Functional, Imperative, Declarative, Monads, Abstraction, Decoupling, Dependencies... Delegation

A lot is written about all these things but there is just one goal: delegation.

A block of code will often do many things and have many effects and side effects including raising exceptions. This means the code becomes deeply embedded in the life of the program having links to many things... and the spaghetti starts making future changes, debugging and general understanding of the code exponentially harder as the program grows.

The goal of beautiful code is to create units which can be isolated, unplugged and replaced from the program easily. This means in the future, understanding what the unit does, debugging and changing it become a matter as simple as unplugging a light bulb regardless how massive the parent program is.

And this is achieved by delegation. In other words the unit does only what it is required to do and can leave all other details to the outside world. The USB socket being a great example: by abstracting serial communication the hardware of plugging devices into computers has been completely separated from what those devices are.

In React programming for example the issues of actually generating a page are left (delegated) to the rendering engine. All the individual units have to do is work out how they should look, but they never do any actually page building in real time... perhaps the engine won't ever need them... they don't need to care about events and the world of real world display any more than the engine of an HTML page has to worry about the details of internet packet transport.

Delegation is usually used to refer to dependency injection and typed wrappers for function pointers... but it is the same thing. When we encounter a delegate in this sense we can ignore what the delegate actually is in the "real" live world we just know what it should be by the function (type) definition. It is up to the user of our code to supply the actual delegate code, so we have delegated all responsibility to them... we can forget about it.

Encapsulation in OO is the same in reverse. Users of our objects can ignore the implementation, they can delegate those worries to us, exactly as how our objects are used we don't care about either... whether they never even get compiled into a final program or whether they end up controlling a space craft.

Functional programming is the same... a piece of code does one thing that is well defined.. the function user can delegate all responsibility to the function writer, all they know is that the function will transform their data in one way and one way only with no side effects.

In all these ways a block of code does just one thing, completely ignoring its context, and completely independent from its single (if possible) dependency... delegating in both directions all responsibility apart from what it is supposed to do.

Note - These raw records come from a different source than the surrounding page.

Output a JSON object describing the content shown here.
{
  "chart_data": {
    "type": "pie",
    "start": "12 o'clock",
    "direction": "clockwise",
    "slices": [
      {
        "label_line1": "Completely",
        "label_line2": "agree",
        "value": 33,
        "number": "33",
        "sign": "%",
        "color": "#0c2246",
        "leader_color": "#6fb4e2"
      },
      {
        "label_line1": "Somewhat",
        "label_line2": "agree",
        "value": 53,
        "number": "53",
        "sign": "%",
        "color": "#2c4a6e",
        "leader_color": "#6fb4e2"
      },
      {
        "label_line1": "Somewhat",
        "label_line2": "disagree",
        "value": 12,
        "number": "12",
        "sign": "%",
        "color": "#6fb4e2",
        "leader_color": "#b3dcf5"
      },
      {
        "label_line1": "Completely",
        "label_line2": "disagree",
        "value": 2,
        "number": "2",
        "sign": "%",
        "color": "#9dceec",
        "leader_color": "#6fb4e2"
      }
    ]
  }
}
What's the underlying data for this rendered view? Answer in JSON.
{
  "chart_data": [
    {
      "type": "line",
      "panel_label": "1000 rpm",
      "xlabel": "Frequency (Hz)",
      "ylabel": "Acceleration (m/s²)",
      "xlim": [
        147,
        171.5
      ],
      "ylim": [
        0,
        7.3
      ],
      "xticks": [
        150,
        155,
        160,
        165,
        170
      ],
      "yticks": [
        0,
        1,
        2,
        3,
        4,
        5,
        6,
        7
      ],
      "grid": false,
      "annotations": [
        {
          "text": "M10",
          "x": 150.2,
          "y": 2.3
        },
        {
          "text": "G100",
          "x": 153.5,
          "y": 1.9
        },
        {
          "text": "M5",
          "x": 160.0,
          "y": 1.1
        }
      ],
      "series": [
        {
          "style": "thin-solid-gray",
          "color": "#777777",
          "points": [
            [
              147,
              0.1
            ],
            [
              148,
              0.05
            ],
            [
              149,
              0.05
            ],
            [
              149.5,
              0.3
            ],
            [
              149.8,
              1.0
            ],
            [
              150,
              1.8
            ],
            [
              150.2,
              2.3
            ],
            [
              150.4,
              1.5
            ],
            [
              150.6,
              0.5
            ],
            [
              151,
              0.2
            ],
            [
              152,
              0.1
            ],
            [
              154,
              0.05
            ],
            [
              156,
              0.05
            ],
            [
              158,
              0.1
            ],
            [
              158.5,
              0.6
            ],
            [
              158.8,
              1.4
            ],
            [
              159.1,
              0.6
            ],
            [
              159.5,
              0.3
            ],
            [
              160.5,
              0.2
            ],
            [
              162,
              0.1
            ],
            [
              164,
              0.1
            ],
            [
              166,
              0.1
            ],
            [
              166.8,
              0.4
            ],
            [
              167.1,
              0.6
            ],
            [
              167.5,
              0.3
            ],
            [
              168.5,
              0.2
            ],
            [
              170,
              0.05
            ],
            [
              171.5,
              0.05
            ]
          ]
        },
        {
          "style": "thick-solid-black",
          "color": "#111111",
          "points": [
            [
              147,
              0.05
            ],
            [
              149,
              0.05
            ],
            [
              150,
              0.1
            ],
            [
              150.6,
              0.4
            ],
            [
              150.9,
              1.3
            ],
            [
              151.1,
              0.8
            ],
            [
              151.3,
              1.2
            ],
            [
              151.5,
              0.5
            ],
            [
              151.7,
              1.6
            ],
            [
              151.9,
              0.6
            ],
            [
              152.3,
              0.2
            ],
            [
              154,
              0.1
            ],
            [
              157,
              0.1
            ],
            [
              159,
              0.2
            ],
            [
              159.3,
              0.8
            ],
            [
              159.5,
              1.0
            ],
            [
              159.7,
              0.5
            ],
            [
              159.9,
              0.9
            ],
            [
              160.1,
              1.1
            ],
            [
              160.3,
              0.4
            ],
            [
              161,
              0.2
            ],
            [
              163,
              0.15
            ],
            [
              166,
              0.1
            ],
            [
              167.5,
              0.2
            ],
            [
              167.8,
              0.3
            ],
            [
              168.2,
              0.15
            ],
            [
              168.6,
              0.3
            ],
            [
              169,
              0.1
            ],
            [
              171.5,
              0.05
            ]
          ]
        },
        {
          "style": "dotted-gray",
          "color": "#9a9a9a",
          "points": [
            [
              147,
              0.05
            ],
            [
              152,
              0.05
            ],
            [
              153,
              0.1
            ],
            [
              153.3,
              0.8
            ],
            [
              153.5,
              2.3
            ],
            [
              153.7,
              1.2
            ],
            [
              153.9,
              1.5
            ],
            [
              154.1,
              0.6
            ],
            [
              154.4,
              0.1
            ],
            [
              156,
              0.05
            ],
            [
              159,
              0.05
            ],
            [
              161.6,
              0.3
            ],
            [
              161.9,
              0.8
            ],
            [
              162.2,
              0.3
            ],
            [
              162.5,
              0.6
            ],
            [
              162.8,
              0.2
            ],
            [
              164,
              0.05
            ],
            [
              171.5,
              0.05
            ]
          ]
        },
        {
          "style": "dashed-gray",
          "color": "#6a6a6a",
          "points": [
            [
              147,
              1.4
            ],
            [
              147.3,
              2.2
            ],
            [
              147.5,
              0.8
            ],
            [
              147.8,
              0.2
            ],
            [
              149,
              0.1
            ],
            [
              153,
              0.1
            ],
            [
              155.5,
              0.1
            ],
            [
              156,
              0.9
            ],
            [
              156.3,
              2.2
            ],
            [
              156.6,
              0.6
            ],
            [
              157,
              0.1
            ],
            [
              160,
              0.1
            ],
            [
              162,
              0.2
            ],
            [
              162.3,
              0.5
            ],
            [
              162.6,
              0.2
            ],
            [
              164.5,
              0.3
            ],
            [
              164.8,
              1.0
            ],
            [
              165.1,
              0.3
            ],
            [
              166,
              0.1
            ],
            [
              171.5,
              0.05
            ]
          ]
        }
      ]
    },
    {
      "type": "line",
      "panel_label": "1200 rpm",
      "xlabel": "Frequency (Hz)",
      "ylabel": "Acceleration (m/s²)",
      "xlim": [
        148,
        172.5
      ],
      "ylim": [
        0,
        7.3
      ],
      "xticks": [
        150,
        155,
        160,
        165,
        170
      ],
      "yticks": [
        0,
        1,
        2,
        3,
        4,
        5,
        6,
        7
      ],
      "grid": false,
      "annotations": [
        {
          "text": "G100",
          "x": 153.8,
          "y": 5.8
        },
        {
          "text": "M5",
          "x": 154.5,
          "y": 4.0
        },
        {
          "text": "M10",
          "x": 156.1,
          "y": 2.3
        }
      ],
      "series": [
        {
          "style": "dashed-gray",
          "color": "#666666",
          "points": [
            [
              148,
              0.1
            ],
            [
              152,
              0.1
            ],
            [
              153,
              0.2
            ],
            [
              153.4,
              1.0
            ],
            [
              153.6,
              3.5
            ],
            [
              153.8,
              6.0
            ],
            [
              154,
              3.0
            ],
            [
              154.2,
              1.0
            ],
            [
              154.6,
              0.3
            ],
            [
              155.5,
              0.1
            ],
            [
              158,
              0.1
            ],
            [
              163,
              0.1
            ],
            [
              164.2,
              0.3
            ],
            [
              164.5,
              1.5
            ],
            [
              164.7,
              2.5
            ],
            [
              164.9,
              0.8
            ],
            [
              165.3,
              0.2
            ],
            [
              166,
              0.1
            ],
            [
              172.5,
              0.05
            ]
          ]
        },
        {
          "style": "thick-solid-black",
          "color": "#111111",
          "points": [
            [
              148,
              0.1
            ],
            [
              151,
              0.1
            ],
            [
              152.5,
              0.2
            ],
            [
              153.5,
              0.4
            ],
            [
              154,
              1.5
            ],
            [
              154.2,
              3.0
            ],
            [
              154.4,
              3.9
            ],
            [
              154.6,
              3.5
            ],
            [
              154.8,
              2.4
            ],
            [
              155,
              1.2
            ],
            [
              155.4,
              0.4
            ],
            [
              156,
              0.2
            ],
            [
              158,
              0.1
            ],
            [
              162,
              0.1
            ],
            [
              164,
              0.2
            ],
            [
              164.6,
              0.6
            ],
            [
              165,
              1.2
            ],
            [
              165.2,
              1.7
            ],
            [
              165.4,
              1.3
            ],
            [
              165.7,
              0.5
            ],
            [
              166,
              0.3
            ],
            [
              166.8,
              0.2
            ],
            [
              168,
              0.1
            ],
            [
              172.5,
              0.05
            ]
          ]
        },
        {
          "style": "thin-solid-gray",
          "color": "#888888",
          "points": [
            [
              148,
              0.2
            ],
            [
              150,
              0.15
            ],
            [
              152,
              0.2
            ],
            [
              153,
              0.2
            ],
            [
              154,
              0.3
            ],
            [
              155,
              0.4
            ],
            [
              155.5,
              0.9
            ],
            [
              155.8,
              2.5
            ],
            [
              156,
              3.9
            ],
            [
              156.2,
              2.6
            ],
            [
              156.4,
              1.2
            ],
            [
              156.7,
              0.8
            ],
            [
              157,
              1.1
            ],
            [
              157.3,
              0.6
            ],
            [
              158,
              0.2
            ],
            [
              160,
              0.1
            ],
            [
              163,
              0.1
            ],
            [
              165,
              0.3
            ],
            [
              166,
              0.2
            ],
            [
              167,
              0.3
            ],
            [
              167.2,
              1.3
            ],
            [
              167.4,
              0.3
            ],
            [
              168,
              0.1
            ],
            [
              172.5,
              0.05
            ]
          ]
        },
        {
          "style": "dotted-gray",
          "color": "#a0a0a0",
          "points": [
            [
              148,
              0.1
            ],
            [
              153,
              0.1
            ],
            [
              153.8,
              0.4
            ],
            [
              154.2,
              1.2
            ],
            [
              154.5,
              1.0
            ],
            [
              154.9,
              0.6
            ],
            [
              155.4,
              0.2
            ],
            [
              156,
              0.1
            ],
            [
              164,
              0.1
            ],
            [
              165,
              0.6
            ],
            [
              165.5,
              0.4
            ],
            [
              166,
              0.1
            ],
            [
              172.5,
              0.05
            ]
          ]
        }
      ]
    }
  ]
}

By transforming* programs into indivisible units which do just one thing (single responsibility principle) and exporting all other worries to other units, layers and platforms we create easily maintainable and usable code.

*Transforming programs may not be one dimensional. For a contrived example we need to calculate the standard deviation of a set of numbers and also the magnitude. Both these require summing the squares of the numbers. We don't know for sure what the best way of summing squares is so in each implementation we delegate to another function and let that worry about the problem. This would be simple one dimensional refactoring. More sophisticated might be delegating all maths operations to a whole math layer which interprets math strings. So we transform our problem from calling a chain of functions on a data set to building strings which we export to something like Mathematica or R. "x={data set};magnitude(x)" has completely transformed the problem for a different environment. Consider how easy to change the strings for the Mathematica environment compared with actually changing the function chain.

Declarative and Imperative seem to me to be a spectrum. Everything is imperative to some extent unless writing in machine code. An imperative programming language like C is actually a declarative language for a compiler which will make optimisations and may not implement the machine code like the programmer intended at all. At the other end even Mathematica, a functional language, still requires a sequence of functions (or instructions) to be performed on the data, and while those instructions don't need to worry about loops and byte by byte operations they still instruct the engine to do this. Perhaps a lot of the confusion in these terms is that they are not entirely distinct.